Votre charmant Castor.
Ci-après des notes relevées dans Télérama qui ne parlent évidemment pas de ces lettres (qui pourraient être de n'importe quelle inconnue aimante) mais de son écriture dans un sens plus général. "Certains ont moqué la langue de Simone de Beauvoir, jugée trop automatique, utilitaire, voire bâclée. A la relecture, ses textes frappent au contraire par leur souffle, leur lyrisme, leur puissance. On y sent un premier jet très vif, lucide et acide. "Elle invente un style, entre parole et écriture, analyse Danièle Sallenave. C'est une langue que j'appellerais "parole vive", une adresse impérieuse en forme de prise de pouvoir ; elle vise un objet, interpelle le lecteur. A la fin des années 60, elle se situe aux antipodes des thèses dominantes, qui prônent la mort de l'auteur, l'intransitivité." Simone de Beauvoir n'a jamais prétendu détrôner les grands de la littérature. A la fin de Tout compte fait, elle s'incline même : "Je n'ai pas été une virtuose de l'écriture. Je n'ai pas, comme Virginia Woolf, Proust, Joyce, ressuscité le chatoiement des sensations et capté dans des mots le monde extérieur. Mais tel n'était pas mon dessein. Je voulais me faire exister pour les autres en leur communiquant, de la manière la plus directe, le goût de ma vie. ""
Télérama, janvier 2008.
A part Simone de Beauvoir, j’ai emprunté un livre de Joë Bousquet, Le pays des armes rouillées, Mémoires, éditions Rougerie et Julien Gracq, La littérature à l’estomac (déjà lu). En fait ce sont trois livres peu épais, j’aime les "petits" livres des grands auteurs. En cours, toujours, Romain Gary, La nuit sera calme.
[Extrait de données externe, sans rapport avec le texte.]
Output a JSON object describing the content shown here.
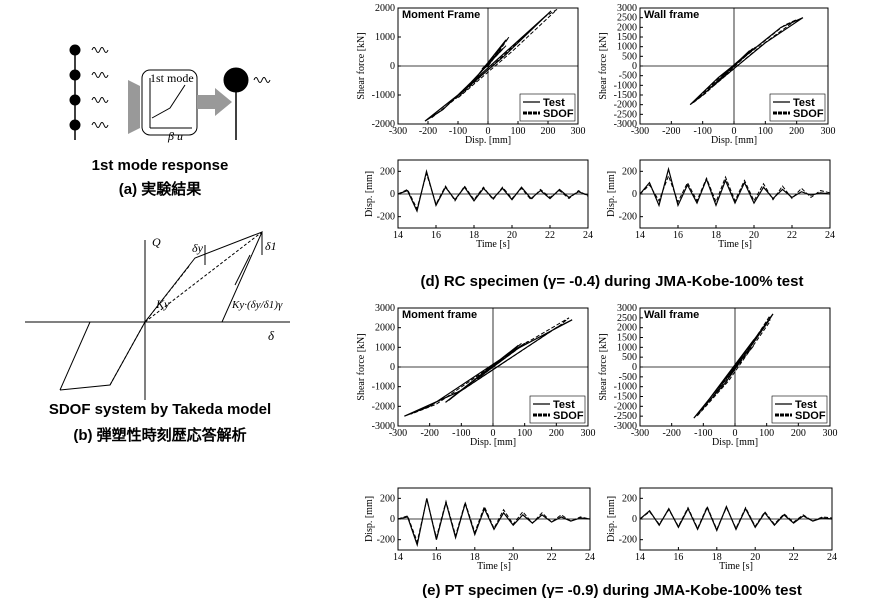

J’ai terminé mon passage à la médiathèque par une visite de l’exposition Années 20 - Années 30, Les esthétiques du livre :
L'entre-deux-guerres est une période éditoriale foisonnante, où les progrès techniques de l'édition le disputent à la création graphique. L'exposition dresse un panorama de la production éditoriale bretonne, mais aussi française, des « années folles » au Front populaire.
Me revient le souvenir du tournage du téléfilm de Daniel Vigne en 1996 avec Stéphane Freiss, Anthony Delon, Mathilde Seigner et deux jours de figuration en plein hiver, des heures d'attente à nous geler (les figurants) à Locronan et Pont Croix.
Après cette belle journée je pouvais rentrer le coeur léger, j'avais de quoi passer quelques heures en bonne compagnie. Je pensais à ces trois mots qui m'étaient destinés, je riais de bonheur.